Continual efferocytic clearance of apoptotic cells (ACs) by macrophages prevents necrosis and promotes injury resolution. How continual efferocytosis is promoted is not clear. Here, we show that the process is optimized by linking the metabolism of engulfed cargo from initial efferocytic events to subsequent rounds. We found that continual efferocytosis is enhanced by the metabolism of AC-derived arginine and ornithine to putrescine by macrophage arginase 1 (Arg1) and ornithine decarboxylase (ODC). Putrescine augments HuR-mediated stabilization of the mRNA encoding the GTP-exchange factor Dbl, which activates actin-regulating Rac1 to facilitate subsequent rounds of AC internalization. Inhibition of any step along this pathway after first-AC uptake suppresses second-AC internalization, whereas putrescine addition rescues this defect.

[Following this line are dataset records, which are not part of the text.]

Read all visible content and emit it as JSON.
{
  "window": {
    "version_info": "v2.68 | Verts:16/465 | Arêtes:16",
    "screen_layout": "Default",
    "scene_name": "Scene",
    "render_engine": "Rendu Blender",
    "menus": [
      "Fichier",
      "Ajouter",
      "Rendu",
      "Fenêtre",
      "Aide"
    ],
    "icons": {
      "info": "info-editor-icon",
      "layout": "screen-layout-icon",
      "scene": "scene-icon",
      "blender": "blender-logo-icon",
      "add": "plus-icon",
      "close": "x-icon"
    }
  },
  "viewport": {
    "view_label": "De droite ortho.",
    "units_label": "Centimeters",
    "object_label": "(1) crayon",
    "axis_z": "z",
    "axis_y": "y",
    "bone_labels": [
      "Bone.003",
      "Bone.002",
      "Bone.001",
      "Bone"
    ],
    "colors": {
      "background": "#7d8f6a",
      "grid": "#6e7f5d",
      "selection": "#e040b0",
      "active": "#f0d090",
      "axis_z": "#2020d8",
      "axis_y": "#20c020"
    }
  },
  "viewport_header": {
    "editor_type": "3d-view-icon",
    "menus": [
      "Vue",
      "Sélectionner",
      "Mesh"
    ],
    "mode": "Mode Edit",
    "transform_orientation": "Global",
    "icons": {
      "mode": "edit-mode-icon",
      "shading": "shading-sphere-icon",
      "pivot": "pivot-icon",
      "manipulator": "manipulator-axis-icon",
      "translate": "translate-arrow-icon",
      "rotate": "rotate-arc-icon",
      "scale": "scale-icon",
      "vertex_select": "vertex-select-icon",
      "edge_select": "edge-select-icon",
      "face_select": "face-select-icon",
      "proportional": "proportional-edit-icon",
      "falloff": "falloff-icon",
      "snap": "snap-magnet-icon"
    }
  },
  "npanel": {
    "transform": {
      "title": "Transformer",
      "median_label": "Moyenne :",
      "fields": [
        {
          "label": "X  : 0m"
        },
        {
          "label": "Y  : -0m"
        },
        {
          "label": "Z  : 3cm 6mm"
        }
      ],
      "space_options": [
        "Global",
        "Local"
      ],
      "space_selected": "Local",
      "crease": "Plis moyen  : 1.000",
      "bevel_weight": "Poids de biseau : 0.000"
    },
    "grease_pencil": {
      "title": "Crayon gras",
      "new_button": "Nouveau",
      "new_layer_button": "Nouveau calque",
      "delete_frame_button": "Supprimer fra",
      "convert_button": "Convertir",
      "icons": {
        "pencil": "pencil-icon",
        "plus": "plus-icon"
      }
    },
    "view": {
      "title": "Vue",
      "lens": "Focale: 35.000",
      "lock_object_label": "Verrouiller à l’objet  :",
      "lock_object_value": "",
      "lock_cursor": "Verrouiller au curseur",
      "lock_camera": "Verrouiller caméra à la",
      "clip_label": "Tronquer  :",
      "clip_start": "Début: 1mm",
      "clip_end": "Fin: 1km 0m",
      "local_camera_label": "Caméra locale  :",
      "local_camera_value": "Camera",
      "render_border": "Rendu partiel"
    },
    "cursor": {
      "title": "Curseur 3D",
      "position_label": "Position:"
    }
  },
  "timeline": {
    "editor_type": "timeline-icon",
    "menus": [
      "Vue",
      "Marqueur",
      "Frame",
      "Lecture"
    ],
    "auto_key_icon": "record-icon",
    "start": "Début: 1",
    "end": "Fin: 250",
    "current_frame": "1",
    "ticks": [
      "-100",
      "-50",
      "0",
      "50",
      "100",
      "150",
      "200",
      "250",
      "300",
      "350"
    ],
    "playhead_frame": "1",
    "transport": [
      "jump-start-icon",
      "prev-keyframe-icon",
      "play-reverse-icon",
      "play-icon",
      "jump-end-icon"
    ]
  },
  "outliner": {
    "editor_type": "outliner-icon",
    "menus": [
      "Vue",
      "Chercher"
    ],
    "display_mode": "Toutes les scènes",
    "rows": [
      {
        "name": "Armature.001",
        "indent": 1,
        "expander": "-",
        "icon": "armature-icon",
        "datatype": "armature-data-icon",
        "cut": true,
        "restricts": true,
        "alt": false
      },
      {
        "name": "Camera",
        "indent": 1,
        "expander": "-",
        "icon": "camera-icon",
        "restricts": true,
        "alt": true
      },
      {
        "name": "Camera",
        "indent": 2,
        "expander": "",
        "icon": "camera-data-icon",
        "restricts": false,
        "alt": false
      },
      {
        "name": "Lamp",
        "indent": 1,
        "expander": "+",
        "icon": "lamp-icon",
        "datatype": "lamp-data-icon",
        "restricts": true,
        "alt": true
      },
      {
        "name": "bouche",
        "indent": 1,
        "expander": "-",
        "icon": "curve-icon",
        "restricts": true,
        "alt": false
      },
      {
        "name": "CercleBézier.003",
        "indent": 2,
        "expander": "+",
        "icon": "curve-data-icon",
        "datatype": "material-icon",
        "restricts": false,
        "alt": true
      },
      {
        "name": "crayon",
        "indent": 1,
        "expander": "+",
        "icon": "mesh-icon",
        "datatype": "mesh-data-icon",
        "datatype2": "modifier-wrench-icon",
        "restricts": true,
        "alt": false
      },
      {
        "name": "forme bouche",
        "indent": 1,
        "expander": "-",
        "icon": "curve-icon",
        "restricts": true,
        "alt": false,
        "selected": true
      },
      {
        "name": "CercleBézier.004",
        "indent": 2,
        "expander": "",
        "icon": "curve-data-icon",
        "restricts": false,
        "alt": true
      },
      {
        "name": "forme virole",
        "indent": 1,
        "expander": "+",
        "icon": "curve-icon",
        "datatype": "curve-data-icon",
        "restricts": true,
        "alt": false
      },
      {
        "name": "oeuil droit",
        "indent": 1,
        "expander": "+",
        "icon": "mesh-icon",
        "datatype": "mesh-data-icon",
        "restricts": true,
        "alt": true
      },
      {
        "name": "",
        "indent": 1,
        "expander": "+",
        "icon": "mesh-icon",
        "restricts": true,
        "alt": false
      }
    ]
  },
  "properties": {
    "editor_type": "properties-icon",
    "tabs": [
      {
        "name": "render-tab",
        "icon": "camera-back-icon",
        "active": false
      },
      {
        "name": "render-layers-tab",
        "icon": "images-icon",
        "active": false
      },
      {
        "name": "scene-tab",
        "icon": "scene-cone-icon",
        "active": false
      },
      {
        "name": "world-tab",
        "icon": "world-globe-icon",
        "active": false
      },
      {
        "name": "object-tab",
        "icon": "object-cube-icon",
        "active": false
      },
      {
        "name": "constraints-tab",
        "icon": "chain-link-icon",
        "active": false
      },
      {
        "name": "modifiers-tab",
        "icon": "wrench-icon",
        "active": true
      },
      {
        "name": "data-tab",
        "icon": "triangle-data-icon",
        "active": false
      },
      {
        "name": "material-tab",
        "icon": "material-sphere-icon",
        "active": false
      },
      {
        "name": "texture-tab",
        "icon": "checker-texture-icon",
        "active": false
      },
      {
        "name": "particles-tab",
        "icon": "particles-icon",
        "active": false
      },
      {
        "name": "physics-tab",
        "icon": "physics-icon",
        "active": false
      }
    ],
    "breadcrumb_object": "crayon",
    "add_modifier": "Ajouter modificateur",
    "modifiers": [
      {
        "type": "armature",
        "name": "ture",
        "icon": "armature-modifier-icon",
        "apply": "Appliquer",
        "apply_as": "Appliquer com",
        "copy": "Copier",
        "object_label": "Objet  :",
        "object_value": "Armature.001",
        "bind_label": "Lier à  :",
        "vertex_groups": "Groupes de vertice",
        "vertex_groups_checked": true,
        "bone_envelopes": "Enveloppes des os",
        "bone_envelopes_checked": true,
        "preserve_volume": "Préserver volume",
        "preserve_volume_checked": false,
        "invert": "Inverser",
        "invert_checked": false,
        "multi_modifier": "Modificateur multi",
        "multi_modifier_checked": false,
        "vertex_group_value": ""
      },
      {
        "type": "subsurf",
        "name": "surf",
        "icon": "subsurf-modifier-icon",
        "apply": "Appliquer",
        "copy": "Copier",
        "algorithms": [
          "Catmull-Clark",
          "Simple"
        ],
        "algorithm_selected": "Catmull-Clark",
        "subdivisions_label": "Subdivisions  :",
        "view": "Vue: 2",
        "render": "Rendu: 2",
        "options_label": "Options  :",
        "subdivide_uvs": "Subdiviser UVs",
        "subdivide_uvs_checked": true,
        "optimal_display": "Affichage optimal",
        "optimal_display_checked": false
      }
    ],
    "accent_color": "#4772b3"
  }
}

Mice lacking myeloid Arg1 or ODC have defects in efferocytosis in vivo and in atherosclerosis regression, while treatment with putrescine promotes atherosclerosis resolution. Thus, macrophage metabolism of AC-derived metabolites allows for optimal continual efferocytosis and resolution of injury. [Display omitted] •Macrophages take up arginine and ornithine from apoptotic cells during efferocytosis•Arg1 and ODC convert apoptotic cell-derived arginine and ornithine into putrescine•Putrescine augments subsequent rounds of efferocytosis by increasing Rac1 activation•Lack of Arg1 or ODC blunts continual efferocytosis and resolution of atherosclerosis Macrophages engulf apoptotic cells (ACs) by continual efferocytosis to prevent inflammation and necrosis. Here, Yurdagul et. al. show that this process is linked to the metabolism of AC-derived arginine or ornithine to putrescine, which is required for the optimization of subsequent rounds of efferocytosis and proper resolution of atherosclerosis.